Keen to highlight the breadth of STEM careers, Mrs Scott invites companies like Siemens, Aon, Robert McAlpine, KPMG and Unilever to the school’s annual STEM careers event and gets inspiring speakers, such as space scientist Flight Lieutenant Lou Page and tech entrepreneurs from Reach Robotics, to speak to pupils.
Ever pro-active, when she heard that HMGCC (Her Majesty’s Government Communications Centre) was launching a new cyber security apprenticeship she immediately invited them into school. “We need to be engaging pupils in the different STEM careers that are open to them – and then they will want to take up STEM subjects,” says Mrs Scott.
“I took the girls to an event at Oxford called the Lesser Spotted Sciences Day, where the idea was to find out about a whole load of subjects they could do that they didn’t even know existed, such as materials science.”

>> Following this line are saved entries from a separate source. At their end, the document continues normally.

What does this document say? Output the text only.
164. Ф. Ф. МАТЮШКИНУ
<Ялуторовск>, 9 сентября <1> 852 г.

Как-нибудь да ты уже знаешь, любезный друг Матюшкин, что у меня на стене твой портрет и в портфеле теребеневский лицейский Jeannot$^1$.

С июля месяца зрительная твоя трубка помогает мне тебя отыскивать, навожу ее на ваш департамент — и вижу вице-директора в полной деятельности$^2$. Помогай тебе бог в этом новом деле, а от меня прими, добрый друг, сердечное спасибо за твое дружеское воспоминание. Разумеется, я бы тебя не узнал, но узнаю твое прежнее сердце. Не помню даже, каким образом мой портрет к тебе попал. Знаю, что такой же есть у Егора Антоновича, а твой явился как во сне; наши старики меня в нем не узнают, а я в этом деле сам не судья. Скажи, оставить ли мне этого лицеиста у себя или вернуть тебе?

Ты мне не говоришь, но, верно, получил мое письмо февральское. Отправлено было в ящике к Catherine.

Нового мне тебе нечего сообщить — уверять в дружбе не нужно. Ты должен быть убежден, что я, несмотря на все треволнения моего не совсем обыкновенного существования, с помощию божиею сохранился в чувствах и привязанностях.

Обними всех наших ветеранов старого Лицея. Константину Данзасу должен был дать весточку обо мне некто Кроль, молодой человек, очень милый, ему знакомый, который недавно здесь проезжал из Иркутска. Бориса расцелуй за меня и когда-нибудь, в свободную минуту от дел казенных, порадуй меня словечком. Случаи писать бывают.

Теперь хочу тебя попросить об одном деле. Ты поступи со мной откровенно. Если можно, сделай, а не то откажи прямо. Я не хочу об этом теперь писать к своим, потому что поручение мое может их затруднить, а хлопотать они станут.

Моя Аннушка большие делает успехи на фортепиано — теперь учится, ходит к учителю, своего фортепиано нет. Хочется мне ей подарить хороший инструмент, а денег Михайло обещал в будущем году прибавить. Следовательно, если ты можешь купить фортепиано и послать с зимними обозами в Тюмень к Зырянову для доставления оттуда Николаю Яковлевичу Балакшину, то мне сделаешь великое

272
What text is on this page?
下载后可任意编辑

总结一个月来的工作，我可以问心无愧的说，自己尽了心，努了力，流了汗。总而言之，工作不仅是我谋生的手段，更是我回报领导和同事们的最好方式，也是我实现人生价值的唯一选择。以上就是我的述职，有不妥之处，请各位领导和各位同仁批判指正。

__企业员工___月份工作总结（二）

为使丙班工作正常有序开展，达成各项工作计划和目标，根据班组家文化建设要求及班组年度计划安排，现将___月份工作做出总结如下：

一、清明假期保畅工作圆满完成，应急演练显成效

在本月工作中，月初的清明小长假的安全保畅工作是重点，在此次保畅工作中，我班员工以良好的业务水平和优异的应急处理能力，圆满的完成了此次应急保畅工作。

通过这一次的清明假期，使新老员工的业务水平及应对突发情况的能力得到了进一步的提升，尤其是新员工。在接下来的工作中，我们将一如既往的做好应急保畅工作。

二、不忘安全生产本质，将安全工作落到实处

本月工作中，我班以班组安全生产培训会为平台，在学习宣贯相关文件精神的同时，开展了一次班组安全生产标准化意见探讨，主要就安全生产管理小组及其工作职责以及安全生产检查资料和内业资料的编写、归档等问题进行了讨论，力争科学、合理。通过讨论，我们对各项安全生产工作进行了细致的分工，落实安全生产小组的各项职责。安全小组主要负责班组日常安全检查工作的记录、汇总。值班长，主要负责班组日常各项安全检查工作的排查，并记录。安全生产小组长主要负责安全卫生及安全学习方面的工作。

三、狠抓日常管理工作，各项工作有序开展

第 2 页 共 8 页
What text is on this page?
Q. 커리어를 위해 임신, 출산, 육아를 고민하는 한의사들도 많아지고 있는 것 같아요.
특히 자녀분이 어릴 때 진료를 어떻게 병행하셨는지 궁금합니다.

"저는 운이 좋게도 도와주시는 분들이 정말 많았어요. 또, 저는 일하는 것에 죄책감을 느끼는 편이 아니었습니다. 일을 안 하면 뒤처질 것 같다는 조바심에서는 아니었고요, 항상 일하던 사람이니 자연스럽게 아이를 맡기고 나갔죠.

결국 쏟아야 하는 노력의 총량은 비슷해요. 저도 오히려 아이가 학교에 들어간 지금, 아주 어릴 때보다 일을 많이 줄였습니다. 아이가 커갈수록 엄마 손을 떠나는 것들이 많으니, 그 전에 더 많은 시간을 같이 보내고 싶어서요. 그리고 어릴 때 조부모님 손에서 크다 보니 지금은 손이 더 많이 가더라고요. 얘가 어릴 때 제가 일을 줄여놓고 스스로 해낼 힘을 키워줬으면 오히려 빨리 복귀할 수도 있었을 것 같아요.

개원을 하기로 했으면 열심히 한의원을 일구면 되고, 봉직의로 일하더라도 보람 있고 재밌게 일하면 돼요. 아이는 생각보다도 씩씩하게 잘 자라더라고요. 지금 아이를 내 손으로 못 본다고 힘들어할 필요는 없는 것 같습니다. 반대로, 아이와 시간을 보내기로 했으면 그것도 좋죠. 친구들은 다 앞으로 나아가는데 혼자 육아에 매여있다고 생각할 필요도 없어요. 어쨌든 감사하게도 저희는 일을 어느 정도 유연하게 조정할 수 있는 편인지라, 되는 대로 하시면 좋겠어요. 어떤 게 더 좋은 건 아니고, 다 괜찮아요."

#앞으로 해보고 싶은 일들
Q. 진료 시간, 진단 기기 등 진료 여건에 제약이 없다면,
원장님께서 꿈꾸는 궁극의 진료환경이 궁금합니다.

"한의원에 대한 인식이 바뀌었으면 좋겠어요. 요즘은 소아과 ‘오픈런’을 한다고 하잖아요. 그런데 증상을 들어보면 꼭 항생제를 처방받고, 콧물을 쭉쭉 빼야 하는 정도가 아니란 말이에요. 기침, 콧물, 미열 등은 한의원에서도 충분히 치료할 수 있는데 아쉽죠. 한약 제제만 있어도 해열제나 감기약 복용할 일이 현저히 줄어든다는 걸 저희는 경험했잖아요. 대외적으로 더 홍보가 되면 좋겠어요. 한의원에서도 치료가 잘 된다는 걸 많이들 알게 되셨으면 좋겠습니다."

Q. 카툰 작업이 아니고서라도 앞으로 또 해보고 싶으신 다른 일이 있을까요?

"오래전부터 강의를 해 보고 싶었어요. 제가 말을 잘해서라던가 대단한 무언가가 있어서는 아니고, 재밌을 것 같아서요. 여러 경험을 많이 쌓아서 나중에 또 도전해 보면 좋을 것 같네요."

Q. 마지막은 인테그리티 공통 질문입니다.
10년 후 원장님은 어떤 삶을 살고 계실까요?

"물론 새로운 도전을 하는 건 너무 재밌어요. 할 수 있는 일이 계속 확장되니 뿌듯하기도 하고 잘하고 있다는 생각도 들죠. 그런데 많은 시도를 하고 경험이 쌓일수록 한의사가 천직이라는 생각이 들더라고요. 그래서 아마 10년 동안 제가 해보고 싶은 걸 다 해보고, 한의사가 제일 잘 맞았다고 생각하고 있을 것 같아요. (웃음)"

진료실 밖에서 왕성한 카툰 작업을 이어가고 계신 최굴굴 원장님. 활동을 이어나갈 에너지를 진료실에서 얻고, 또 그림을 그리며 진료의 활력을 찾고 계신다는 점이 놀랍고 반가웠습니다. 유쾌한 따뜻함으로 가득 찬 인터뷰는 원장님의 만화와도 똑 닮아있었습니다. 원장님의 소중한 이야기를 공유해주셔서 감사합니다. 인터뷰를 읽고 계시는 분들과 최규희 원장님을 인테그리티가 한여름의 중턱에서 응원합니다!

At Roedean, the girls’ day and boarding school near Brighton, everyone takes three separate sciences up to GCSE, almost a quarter of the sixth form do A level chemistry, more than a fifth do A level physics and two-thirds do A level maths.
More than a third of leavers read STEM subjects at university. Roedean pupils are currently involved in two major STEM projects. In one, sixth form chemists are working with University of Brighton students to develop a microfluidic device for measuring the constituents of breast milk. In the other, girls from year 10 to year 13 are building an F24 battery-run car in physics.
“There is a real challenge in the sciences – and girls like a challenge,” says Roedean head of chemistry Fiona Walker. “They also like the way that science explains the world around them.”
The school invites top women scientists to speak to pupils, including Professor Dame Carol Black, the former president of the Royal College of Physicians, and planetary scientist Suzanne Imber. A group of girls recently met Liberal Democrat MP Layla Moran, who is a physics graduate and former pupil at Roedean.
“She told them to use school as the opportunity to study the sciences because in later life you may not have the opportunity,” says Miss Walker. “You can pick up English and history later and you can go to art classes but you may never have the opportunity to work in a school laboratory again and learn the sciences in depth. It was incredibly good advice.”
Co-ed schools have seen a rise in the number of girls studying STEM subjects too. In 2017 the physics department at Latymer Upper School in west London won an Institute of Physics award for “outstanding achievement in promoting the progression of girls to A level physics”.
“Our teaching aims to stimulate and encourage each pupil to reach his or her potential, regardless of gender, and we find that girls and boys taught together flourish in subjects traditionally associated with specific genders,” says David Goodhew, head of Latymer Upper School.
“The A level choices our girls make dispel the myth that co-ed schools favour boys in these subjects. Maths, for example, is the most popular A level choice for girls at Latymer.”
The number of girls studying STEM subjects at King’s College School, Wimbledon is impressive. King’s has a co-ed sixth form and over the last five years 57 per cent of girls and 45 per cent of boys have chosen to study at least two STEM subjects at A level or the higher level IB while 75 per cent of girls and 71 per cent of boys opted for at least one STEM subject.
In 2018 24 girls out of 53 opted to study a STEM degree at university. Brighton College, which will open a new £55 million sports and science centre in 2020, engages girls in STEM subjects by inviting women scientists to speak as part of its careers programme.
It also holds a Women in Science event solely for year 11 girls. Meanwhile girls at co-ed Epsom College have had notable STEM successes. An all-girls team recently came third in this year’s International Youth Rocketry Challenge.
As Chris Telfer-Mason, head of physics, explains: “We have removed stereotyping by promoting STEM to both genders and encouraging students to work together in mixed teams, with job roles allocated based on an individual’s ability and skill.”